Casa de Isla Negra is one of the three houses owned by Chilean poet Pablo Neruda. It is located in Isla Negra, a coastal area within the commune of El Quisco, approximately 45 km south of Valparaíso and 96 km west of Santiago. The house served as Neruda's favorite residence, where he and his third wife, Matilde Urrutia, spent much of their time while in Chile.

Designed to reflect Neruda's fascination with the sea, the house resembles a ship, featuring low ceilings, creaking wooden floors, and narrow passageways. A dedicated collector, Neruda filled the house with various thematic collections, including bottles, ship figureheads, maps, ships in bottles, and an extensive shell collection housed in a room named Bajo el mar ("Under the Sea").

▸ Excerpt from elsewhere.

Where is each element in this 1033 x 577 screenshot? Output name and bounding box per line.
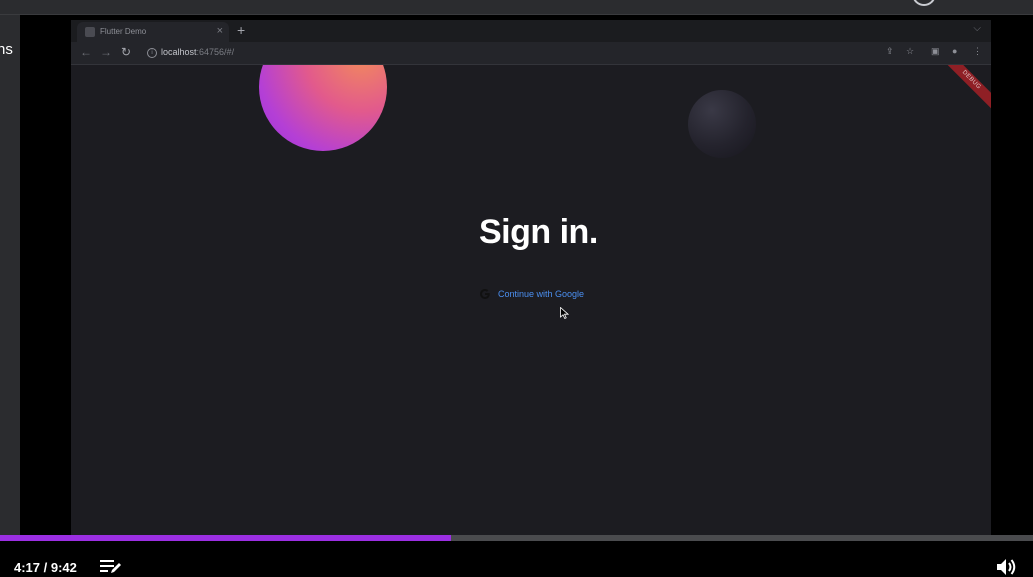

Neruda discovered the site during a visit to the area and requested an advance from his publisher, Carlos George-Nascimento, to purchase the property. Initially conceived as a meeting place for writers, the house was later dedicated to Nascimento in recognition of his support.

Neruda and Urrutia are buried at the site.

Despite its name, Isla Negra ("Black Island") is not an island but refers to a prominent dark rock formation off the coast. The region's intense winter storms inspired several of Neruda's poems, including Oda a la Tormenta ("Ode to the Storm").

Today, the house functions as a writer's home museum administered by the Pablo Neruda Foundation and is a popular tourist destination.